If you plan to migrate your On Premise workloads to the cloud, it is essential to know the
options and choose the best one for your use case.
The 7 R's are:
1. Retire
2. Retain
3. Relocate
4. Rehost
5. Repurchase
6. Replatform
7. Refactor
1. Retire
Turn it off
The first one is also the most easy to handle.
If you have a redundant or no longer needed legacy app, you don't have to migrate to the cloud, you
will simply turn it off in the moment you switch to the cloud.
Of course this will be only possible in a few use cases, where the application or service is indeed
no longer
required.
This means a minimal effort in time and money.
2. Retain
Don't migrate the application and revisit later
Sometimes it will just not be possible ( at least at reasonable time and effort) to migrate
a application to the cloud. Just think of mainframe applications.
In this case you keep your On Premise application until it will be finally shut down.
This also means a minimal effort in time and money. But will not allow you to completly turn off
your On Premise physical resources.
3. Relocate
Switching locations.
This is often done on hypervisor level, running a VM in the cloud instead of your OnPremise
servers.
Advantage : Minimal downtime. No Code changes required. No functionality changes . Functional tests
not neccessary. Almost no training for your staff required.
This also means a minimal effort in time and money.
4. Rehost
Lift and shift.
Lifting the application as it is from on-premises to cloud environment.
It’s required to scale quickly to meet business requirement
servers.
On AWS you can use the Server Migration Service (SMS) for this approach.
Example : Migrate a Postgres DB On Premise to a Postgres DB on EC2 on AWS.
This also means a minimal effort in time and money.
5. Repurchase
Choose a different solution or version of your application
For example if a software vendor now offers a cloud ready SaaS platform and you don't have no
longer to run this software on your own servers.
Or you choose a different solution, but when bringing it live, you set it up in your cloud
environment.
This might bring some efforts on testing the new solution
6. Replatform
Lift and reshape.

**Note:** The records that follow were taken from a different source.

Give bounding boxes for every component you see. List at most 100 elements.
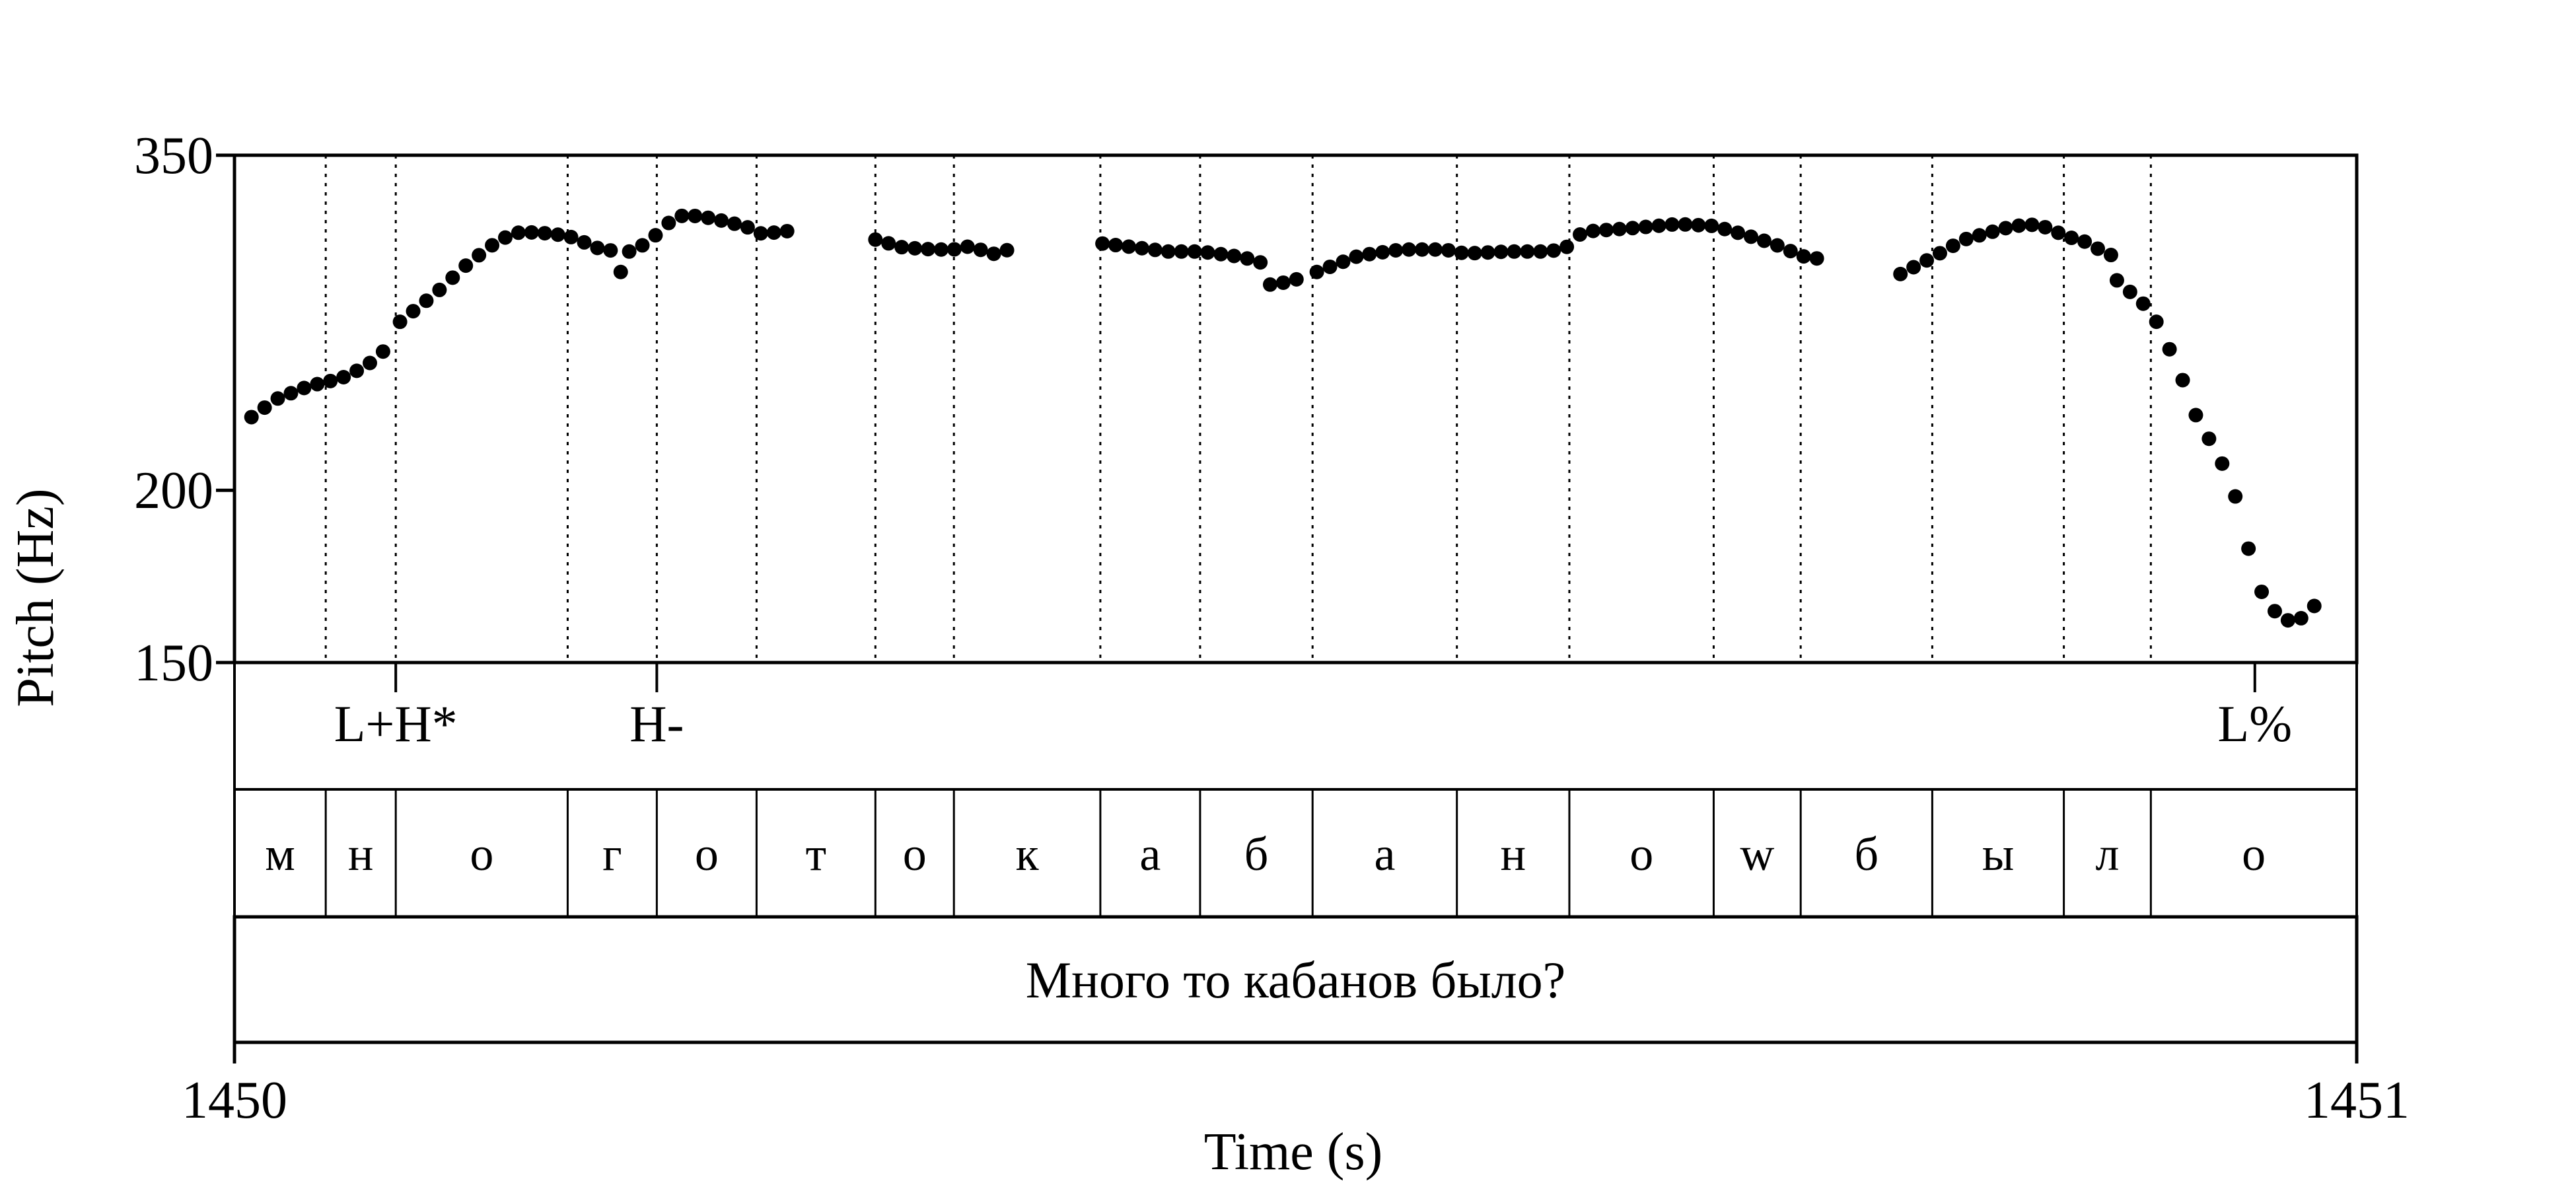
pitch-point <box>603 243 618 258</box>
segment-boundary-gridlines <box>324 155 2152 663</box>
pitch-points <box>244 208 2322 628</box>
pitch-point <box>1507 244 1522 259</box>
pitch-point <box>1893 266 1908 281</box>
pitch-point <box>1262 277 1277 292</box>
pitch-point <box>1187 244 1202 259</box>
pitch-point <box>1213 246 1229 262</box>
segment-label: а <box>1139 828 1161 881</box>
pitch-point <box>1958 231 1974 246</box>
pitch-point <box>1161 244 1176 259</box>
pitch-point <box>1227 248 1242 264</box>
pitch-point <box>511 225 526 240</box>
pitch-point <box>497 230 513 245</box>
pitch-point <box>2228 489 2243 504</box>
pitch-point <box>2122 284 2137 299</box>
pitch-point <box>740 220 755 235</box>
pitch-point <box>2091 241 2106 256</box>
pitch-point <box>1906 260 1921 275</box>
segment-label: б <box>1854 828 1878 881</box>
pitch-point <box>270 391 285 406</box>
pitch-point <box>1441 242 1456 258</box>
pitch-point <box>1134 240 1149 256</box>
pitch-point <box>1427 242 1443 257</box>
tone-label: L+H* <box>334 695 458 752</box>
axis-ticks: 150 200 350 1450 1451 <box>134 127 2410 1130</box>
pitch-point <box>1402 242 1417 257</box>
pitch-point <box>310 377 325 392</box>
sentence-label: Много то кабанов было? <box>1026 951 1566 1009</box>
x-tick-label: 1450 <box>182 1071 287 1130</box>
pitch-point <box>2135 296 2151 311</box>
pitch-point <box>881 236 896 251</box>
segment-label: н <box>348 828 374 881</box>
pitch-point <box>1664 217 1680 232</box>
pitch-point <box>2011 218 2026 233</box>
pitch-point <box>1174 244 1189 259</box>
pitch-point <box>2038 219 2053 234</box>
pitch-point <box>1972 228 1987 243</box>
segment-label: а <box>1374 828 1395 881</box>
pitch-point <box>908 240 923 256</box>
pitch-point <box>1200 245 1215 260</box>
pitch-point <box>432 282 447 297</box>
pitch-point <box>1625 221 1640 236</box>
pitch-point <box>244 410 259 425</box>
segment-label: г <box>602 828 622 881</box>
pitch-point <box>2175 373 2190 388</box>
pitch-point <box>1704 218 1719 233</box>
segment-label: к <box>1016 828 1040 881</box>
pitch-point <box>1998 221 2013 236</box>
pitch-point <box>1796 249 1811 264</box>
pitch-point <box>406 304 421 319</box>
pitch-point <box>622 244 637 259</box>
y-tick-label: 350 <box>134 127 213 185</box>
pitch-point <box>1546 243 1561 258</box>
pitch-point <box>2201 431 2217 447</box>
y-tick-label: 200 <box>134 462 213 520</box>
pitch-point <box>1651 218 1666 233</box>
pitch-point <box>1731 225 1746 240</box>
pitch-point <box>563 229 579 244</box>
pitch-point <box>1756 233 1771 248</box>
pitch-point <box>1349 249 1364 264</box>
pitch-point <box>2293 610 2308 626</box>
tier-frames <box>233 153 2359 1044</box>
pitch-point <box>1638 219 1653 234</box>
pitch-point <box>1598 223 1614 238</box>
pitch-point <box>779 223 795 238</box>
pitch-point <box>648 228 663 243</box>
x-tick-label: 1451 <box>2304 1071 2410 1130</box>
segment-label: м <box>265 828 295 881</box>
pitch-point <box>1945 238 1960 254</box>
pitch-point <box>590 240 605 256</box>
segment-label: о <box>695 828 719 881</box>
segment-label: т <box>806 828 826 881</box>
pitch-point <box>1362 246 1377 262</box>
pitch-point <box>1108 238 1124 253</box>
pitch-point <box>868 232 883 247</box>
pitch-point <box>1559 239 1575 254</box>
pitch-point <box>445 270 460 285</box>
pitch-point <box>766 225 781 240</box>
pitch-point <box>2162 342 2177 357</box>
pitch-point <box>419 293 434 308</box>
pitch-point <box>1467 246 1482 261</box>
pitch-point <box>1414 242 1429 257</box>
pitch-point <box>1919 253 1935 268</box>
pitch-point <box>1573 227 1588 242</box>
pitch-point <box>1309 264 1324 279</box>
segment-label: л <box>2096 828 2120 881</box>
pitch-point <box>714 213 729 228</box>
pitch-point <box>1454 245 1469 260</box>
pitch-point <box>1375 244 1390 260</box>
pitch-point <box>1322 259 1338 274</box>
pitch-point <box>1121 239 1136 254</box>
pitch-point <box>392 314 408 330</box>
pitch-point <box>1932 246 1947 261</box>
pitch-point <box>1520 244 1535 259</box>
segment-label: б <box>1244 828 1269 881</box>
pitch-point <box>2254 584 2270 599</box>
pitch-point <box>2149 314 2164 330</box>
pitch-point <box>349 363 365 378</box>
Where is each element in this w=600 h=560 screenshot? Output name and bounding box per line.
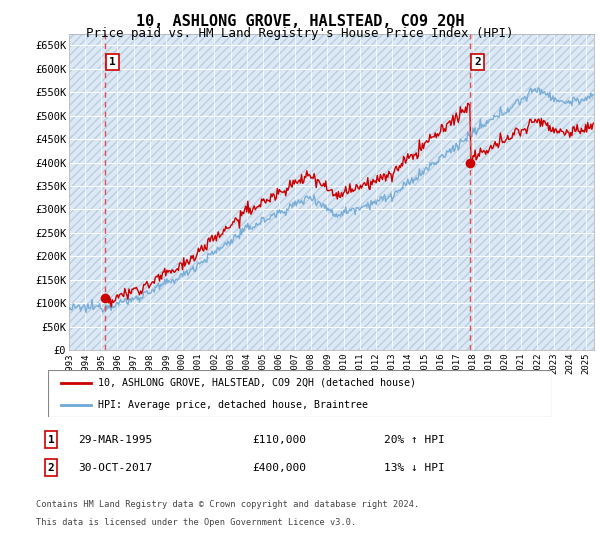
Text: 1: 1	[109, 57, 116, 67]
Text: 30-OCT-2017: 30-OCT-2017	[78, 463, 152, 473]
Text: 2: 2	[474, 57, 481, 67]
Text: 13% ↓ HPI: 13% ↓ HPI	[384, 463, 445, 473]
Text: 1: 1	[47, 435, 55, 445]
Text: This data is licensed under the Open Government Licence v3.0.: This data is licensed under the Open Gov…	[36, 518, 356, 527]
Text: 2: 2	[47, 463, 55, 473]
Text: £110,000: £110,000	[252, 435, 306, 445]
Text: 20% ↑ HPI: 20% ↑ HPI	[384, 435, 445, 445]
Text: Contains HM Land Registry data © Crown copyright and database right 2024.: Contains HM Land Registry data © Crown c…	[36, 500, 419, 508]
Text: 10, ASHLONG GROVE, HALSTEAD, CO9 2QH (detached house): 10, ASHLONG GROVE, HALSTEAD, CO9 2QH (de…	[98, 378, 416, 388]
Text: Price paid vs. HM Land Registry's House Price Index (HPI): Price paid vs. HM Land Registry's House …	[86, 27, 514, 40]
FancyBboxPatch shape	[48, 370, 552, 417]
Text: £400,000: £400,000	[252, 463, 306, 473]
Text: 10, ASHLONG GROVE, HALSTEAD, CO9 2QH: 10, ASHLONG GROVE, HALSTEAD, CO9 2QH	[136, 14, 464, 29]
Text: HPI: Average price, detached house, Braintree: HPI: Average price, detached house, Brai…	[98, 400, 368, 410]
Text: 29-MAR-1995: 29-MAR-1995	[78, 435, 152, 445]
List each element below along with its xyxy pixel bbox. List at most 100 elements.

Small adaptions on your software
Optimizing and adapting an application while migrating it to a cloud
in order to take full advantage of its features to improve performance or reduce costs.
Examples: Migrating a On Premise DB to RDS ( Managed Relational Database Service) on AWS.
Migrating VM's into Containers and run it on Fargate or EKS, K8.
Advantage: Less code changes required as for refactor.
7. Refactor
Refactor your application.
The re-architecture of applications in order to gain cloud-native capabilities
that allow for greater performance, agility, and scalability. Medium adaptions on your software
The functional code will probably not change too much, but non-functional code.
This can also mean moving from a monolith application to microservices or move from an application
to smaller
Lambda functions.
This is the most expensive and time consuming approach but it will be neccessary for some use
cases.
You might save a lot of money on hardware costs if you refactore your application into smaller
serverless
functions or resources which don't have to run 24/7 ( like AWS Batch or Fargate).